UCSC in the News

Slate magazine ran a feature story about music professor David Cope, inventor of the world's most musically creative computer program (named Emily Howell), whose latest album, Emily Howell, From Darkness to Light, was recently released.

History professor Gail Hershatter was quoted in a Washington Post story about the late Hsiao Li Lindsay, author of Bold Plum: With the Guerrillas in China's War Against Japan, a memoir that Hershatter said contains some of the best commentary on life in war-torn China.

The San Jose Business Journal wrote an article on the UCSC Business Plan Competition in advance of the finals.

Education Week quoted Judit Moschkovich, associate professor of education, in an article on developing proficiency standards for English-language learners. Moschkovich is advising the team writing math standards.

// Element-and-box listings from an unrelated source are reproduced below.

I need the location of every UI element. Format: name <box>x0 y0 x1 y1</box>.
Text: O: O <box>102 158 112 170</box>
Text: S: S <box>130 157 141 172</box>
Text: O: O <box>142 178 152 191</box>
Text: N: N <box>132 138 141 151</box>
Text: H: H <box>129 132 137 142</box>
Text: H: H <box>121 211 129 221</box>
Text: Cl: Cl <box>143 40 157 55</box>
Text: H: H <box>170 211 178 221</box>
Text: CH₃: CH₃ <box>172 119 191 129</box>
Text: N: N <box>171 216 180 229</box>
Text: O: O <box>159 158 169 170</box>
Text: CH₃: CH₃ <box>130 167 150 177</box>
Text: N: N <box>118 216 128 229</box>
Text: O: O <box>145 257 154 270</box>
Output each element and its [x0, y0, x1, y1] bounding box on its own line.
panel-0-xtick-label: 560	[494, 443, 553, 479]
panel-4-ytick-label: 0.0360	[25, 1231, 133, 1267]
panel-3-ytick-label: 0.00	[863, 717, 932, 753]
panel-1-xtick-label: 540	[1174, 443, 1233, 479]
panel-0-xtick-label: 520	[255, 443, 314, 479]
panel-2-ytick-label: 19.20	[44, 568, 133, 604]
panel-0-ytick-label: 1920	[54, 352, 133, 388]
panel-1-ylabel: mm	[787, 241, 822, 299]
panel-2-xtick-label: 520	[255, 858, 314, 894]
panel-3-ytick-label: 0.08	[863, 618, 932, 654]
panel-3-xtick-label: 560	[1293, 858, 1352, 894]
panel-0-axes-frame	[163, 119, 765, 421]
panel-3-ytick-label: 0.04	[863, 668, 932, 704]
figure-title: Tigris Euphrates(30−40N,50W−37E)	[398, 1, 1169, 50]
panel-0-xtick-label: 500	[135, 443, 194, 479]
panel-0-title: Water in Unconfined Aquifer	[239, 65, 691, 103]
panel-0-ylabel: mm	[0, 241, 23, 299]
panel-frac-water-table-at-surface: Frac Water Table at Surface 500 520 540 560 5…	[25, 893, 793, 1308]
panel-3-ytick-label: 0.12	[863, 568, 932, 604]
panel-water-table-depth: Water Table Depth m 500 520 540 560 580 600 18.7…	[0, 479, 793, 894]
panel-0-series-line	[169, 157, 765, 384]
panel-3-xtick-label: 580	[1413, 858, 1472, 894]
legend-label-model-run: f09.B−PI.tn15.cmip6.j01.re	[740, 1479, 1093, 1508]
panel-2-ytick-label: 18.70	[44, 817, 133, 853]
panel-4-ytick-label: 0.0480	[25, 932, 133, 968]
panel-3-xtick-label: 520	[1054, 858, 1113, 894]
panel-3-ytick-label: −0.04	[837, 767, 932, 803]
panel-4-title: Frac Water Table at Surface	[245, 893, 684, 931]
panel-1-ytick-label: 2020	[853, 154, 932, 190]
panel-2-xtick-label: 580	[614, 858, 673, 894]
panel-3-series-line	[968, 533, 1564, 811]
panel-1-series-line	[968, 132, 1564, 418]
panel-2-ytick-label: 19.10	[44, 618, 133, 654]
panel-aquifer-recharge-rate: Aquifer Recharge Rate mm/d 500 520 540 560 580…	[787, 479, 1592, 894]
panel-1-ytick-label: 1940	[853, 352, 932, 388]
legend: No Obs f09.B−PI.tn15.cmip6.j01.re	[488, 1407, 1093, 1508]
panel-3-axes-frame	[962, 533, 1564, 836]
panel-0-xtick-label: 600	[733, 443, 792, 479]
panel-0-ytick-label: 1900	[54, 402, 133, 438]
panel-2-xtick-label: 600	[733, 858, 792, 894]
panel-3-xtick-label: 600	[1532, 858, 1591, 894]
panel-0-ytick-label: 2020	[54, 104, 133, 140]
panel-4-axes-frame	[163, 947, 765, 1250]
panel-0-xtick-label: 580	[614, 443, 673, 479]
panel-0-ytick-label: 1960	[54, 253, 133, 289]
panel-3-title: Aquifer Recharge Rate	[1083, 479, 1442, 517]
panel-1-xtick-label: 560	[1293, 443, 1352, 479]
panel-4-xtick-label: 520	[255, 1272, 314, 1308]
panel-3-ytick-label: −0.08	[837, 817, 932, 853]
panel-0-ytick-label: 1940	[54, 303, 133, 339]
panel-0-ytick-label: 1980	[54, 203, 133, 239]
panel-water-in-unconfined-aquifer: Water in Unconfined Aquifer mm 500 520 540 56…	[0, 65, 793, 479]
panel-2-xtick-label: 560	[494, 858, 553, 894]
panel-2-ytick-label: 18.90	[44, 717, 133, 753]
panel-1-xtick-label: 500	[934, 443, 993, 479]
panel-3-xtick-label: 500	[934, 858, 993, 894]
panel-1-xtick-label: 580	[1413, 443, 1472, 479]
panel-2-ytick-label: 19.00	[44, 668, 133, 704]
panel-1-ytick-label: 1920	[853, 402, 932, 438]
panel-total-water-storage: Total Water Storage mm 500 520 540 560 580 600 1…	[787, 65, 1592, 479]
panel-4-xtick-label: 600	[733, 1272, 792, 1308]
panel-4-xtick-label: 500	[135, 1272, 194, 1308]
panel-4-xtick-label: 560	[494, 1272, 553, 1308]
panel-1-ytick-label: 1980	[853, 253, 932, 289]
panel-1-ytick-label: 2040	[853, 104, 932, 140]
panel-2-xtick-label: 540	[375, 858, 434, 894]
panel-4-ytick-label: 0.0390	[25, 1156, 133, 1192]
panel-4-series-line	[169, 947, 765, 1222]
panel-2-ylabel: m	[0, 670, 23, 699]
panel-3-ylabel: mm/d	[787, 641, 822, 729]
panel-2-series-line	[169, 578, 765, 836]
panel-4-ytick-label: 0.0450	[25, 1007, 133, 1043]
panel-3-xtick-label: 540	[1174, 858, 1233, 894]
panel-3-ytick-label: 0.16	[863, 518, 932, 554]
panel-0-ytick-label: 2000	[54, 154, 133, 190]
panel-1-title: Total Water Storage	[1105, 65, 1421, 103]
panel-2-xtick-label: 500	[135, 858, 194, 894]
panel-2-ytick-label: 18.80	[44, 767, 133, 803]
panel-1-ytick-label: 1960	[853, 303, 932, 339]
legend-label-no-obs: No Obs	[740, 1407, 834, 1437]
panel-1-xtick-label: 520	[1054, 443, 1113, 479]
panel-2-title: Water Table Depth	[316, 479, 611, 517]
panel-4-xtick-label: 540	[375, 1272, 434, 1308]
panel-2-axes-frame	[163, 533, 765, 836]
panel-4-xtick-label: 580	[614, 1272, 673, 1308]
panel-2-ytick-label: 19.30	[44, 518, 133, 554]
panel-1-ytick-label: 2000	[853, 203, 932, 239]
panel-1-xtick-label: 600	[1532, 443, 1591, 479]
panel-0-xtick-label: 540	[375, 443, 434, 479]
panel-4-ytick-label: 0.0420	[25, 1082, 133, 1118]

KSCO-AM radio in Santa Cruz aired an interview with environmental studies Professor Greg Gilbert about the Santa Cruz-Watsonville Inquiry Based-Learning in Environmental Sciences project that he leads.

KSBW TV covered the Gardening Marathon at the Arboretum, including interviews with education director Stephen McCabe and student worker Sylvie Childress.

Astronomer Sandra Faber was interviewed by a crew from KTEH TV for a profile of her to run later this summer on the program "This is Us."

The Santa Cruz Sentinel and Santa Cruz Good Times reported that music professor Hi Kyung Kim will be one of the five keynote speakers for the UNESCO World Conference on Arts Education in Seoul, South Korea.

The Good Times also reviewed the Theater Arts Department's production of Hair, noting that the musical "is the perfect vehicle" for director and theater arts professor Danny Scheie.

Music professor Linda Burman-Hall was interviewed on KSCO radio about the gamelan traditions of Indonesia.